Tidak ada analog: peralatan militer baru dari Federasi Rusia

Wakil Perdana Menteri untuk kompleks industri militer, Yuri Borisov, dalam wawancaranya dengan perwakilan media Rusia dan asing, mengatakan bahwa Federasi Rusia memiliki setidaknya enam jenis senjata yang dapat menghindari perlindungan negara-negara Barat.

Ini termasuk rudal jelajah dengan mesin nuklir, serta rudal balistik antarbenua terkenal RS-28 Sarmat (ICBM). Politisi itu juga menyebutkan kompleks penerbangan garis depan PAK FA, tank T-14 baru, kompleks satelit Nudol.

Borisov mengingatkan bahwa tentara sudah aktif kembali dan pada tahun 2027 direncanakan akan diperbarui sepenuhnya.

Presiden Federasi Rusia mengumumkan bahwa negara itu telah mengembangkan jenis senjata baru yang mampu membawa muatan nuklir tempur. Menurut V. Putin, teknologi seperti itu akan memaksa AS untuk juga mulai mempersenjatai kembali.

Berbicara pada pertemuan tahunan, Vladimir Putin, beberapa minggu sebelum pemilihan presiden, menunjukkan video ICBM, rudal jelajah bertenaga nuklir terbaru, teknologi bawah laut tanpa awak dan senjata lainnya. Menurut presiden, Rusia terpaksa membuat prototipe baru karena ketidakpatuhan AS dengan perjanjian pertahanan anti-rudal 1972.

Keberadaan beberapa sistem senjata, seperti rudal nuklir RS-28 "Sarmat" atau "Satan-2", sebelumnya dikenal. Model-model ini ditingkatkan sebagai respons terhadap kebijakan AS yang baru.

Setelah pidato Presiden Rusia, Pentagon mengadopsi kebijakan baru tentang senjata nuklir, mewujudkan janji Presiden AS Donald Trump untuk mengembangkan "persenjataan yang kuat dan mengesankan untuk mencegah tindakan agresi." Kebijakan itu mengatur penggunaan senjata nuklir berdaya rendah, rudal balistik, dan kapal selam, yang bisa sesuai dengan senjata Rusia yang serupa.

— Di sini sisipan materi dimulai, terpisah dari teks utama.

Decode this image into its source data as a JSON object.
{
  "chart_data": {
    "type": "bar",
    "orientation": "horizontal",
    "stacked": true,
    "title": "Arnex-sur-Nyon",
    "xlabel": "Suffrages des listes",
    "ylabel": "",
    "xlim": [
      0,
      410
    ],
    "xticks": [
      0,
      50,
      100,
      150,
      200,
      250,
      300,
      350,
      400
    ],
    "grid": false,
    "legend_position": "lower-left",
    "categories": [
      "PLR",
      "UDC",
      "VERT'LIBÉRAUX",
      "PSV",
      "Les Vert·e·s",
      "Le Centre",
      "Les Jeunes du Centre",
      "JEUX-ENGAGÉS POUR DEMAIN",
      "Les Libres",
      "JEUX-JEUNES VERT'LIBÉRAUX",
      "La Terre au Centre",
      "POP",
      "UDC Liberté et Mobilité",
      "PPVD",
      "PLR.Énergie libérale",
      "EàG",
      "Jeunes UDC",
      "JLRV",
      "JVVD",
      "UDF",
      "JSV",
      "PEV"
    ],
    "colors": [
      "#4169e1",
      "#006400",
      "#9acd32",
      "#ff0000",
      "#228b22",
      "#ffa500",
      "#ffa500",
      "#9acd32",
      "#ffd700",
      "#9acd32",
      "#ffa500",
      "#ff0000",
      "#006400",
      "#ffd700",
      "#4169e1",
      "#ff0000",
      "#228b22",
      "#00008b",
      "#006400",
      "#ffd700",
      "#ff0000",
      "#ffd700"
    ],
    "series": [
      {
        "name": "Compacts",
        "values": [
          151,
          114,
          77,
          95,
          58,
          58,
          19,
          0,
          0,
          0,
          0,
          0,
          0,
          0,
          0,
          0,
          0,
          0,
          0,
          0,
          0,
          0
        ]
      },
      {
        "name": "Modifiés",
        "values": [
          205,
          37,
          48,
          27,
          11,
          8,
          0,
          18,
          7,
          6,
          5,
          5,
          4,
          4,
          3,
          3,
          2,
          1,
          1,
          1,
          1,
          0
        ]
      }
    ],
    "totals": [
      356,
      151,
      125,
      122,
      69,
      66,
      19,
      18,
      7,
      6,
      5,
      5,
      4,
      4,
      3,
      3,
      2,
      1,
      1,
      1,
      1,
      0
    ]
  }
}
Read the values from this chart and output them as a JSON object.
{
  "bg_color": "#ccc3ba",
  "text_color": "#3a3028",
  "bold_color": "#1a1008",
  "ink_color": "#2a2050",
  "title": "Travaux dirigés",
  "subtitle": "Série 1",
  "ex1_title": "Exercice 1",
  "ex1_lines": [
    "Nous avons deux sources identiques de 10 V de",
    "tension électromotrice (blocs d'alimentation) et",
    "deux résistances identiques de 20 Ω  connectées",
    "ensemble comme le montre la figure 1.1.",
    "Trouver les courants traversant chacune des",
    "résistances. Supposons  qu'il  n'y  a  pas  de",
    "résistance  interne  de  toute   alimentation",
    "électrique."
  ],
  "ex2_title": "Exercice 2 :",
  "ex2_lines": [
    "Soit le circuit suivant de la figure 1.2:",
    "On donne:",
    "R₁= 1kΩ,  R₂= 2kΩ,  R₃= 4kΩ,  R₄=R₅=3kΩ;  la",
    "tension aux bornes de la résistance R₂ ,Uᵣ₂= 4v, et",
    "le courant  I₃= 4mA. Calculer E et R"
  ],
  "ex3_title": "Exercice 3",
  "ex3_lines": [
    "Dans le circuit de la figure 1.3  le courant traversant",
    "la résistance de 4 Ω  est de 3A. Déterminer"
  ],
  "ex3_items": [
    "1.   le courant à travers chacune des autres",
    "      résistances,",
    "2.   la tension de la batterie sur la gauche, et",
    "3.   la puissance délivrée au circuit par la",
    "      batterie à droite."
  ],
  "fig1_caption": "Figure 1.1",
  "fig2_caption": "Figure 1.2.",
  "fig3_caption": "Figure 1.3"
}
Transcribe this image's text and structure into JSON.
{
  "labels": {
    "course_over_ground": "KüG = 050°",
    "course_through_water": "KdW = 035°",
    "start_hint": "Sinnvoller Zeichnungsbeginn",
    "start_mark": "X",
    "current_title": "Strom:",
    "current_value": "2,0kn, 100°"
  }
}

Pesan Putin tegas: "Saya ingin menyampaikan kepada mereka yang ingin menghindari perlombaan senjata selama 15 tahun terakhir, setelah itu mendapatkan keuntungan dari Federasi Rusia ... Upaya untuk menahan Rusia gagal," katanya.

Jenis senjata baru

Vladimir Putin secara khusus mencatat uji coba rudal Rusia RS-28 Sarmat. Menurut laporan media pemerintah, rudal balistik antarbenua dapat terbang 10.000 kilometer dengan muatan 15 hulu ledak, meskipun kemampuan sebenarnya dari rudal belum ditunjukkan. Kementerian Pertahanan Rusia menyatakan bahwa mereka melakukan peluncuran uji coba yang berhasil pada Oktober 2017, roket menempuh jarak 5.000 km sebelum mencapai zona target di Timur Jauh Rusia.

Putin juga mencatat bahwa Rusia telah mengembangkan senjata laser, roket hipersonik dan rudal jelajah berdasarkan reaktor nuklir, yang dapat terbang tanpa henti.

Presiden mengatakan bahwa roket supersonik Belati dapat bergerak lebih dari 10 kali lebih cepat daripada kecepatan suara, yang memberinya "jaminan untuk mengatasi semua sistem anti-rudal yang ada dan di masa depan." Presiden Federasi Rusia menunjuk pada penyelesaian tes dan awal penggunaan teknologi baru.

V.V. Putin juga berbicara tentang rudal balistik Avangard RS-26, yang "menuju sasarannya sebagai meteorit." Rudal itu telah menimbulkan kekhawatiran di Amerika Serikat tentang kepatuhannya terhadap perjanjian internasional.

Kepala Kremlin menunjukkan beberapa video animasi dengan senjata prototipe, termasuk rudal jelajah bertenaga nuklir, yang secara teoritis memiliki jangkauan kerja tak terbatas. Video tersebut menunjukkan cara mengatasi pertahanan udara di Samudra Atlantik dan berhasil bermanuver.

Rusia secara aktif mempromosikan teknologi militer terbarunya sendiri. Pesawat tempur siluman Rusia pertama Su-57 dikerahkan di Suriah untuk melakukan tes pertempuran.

Tonton videonya: Witness to War: Doctor Charlie Clements Interview (Agustus 2019).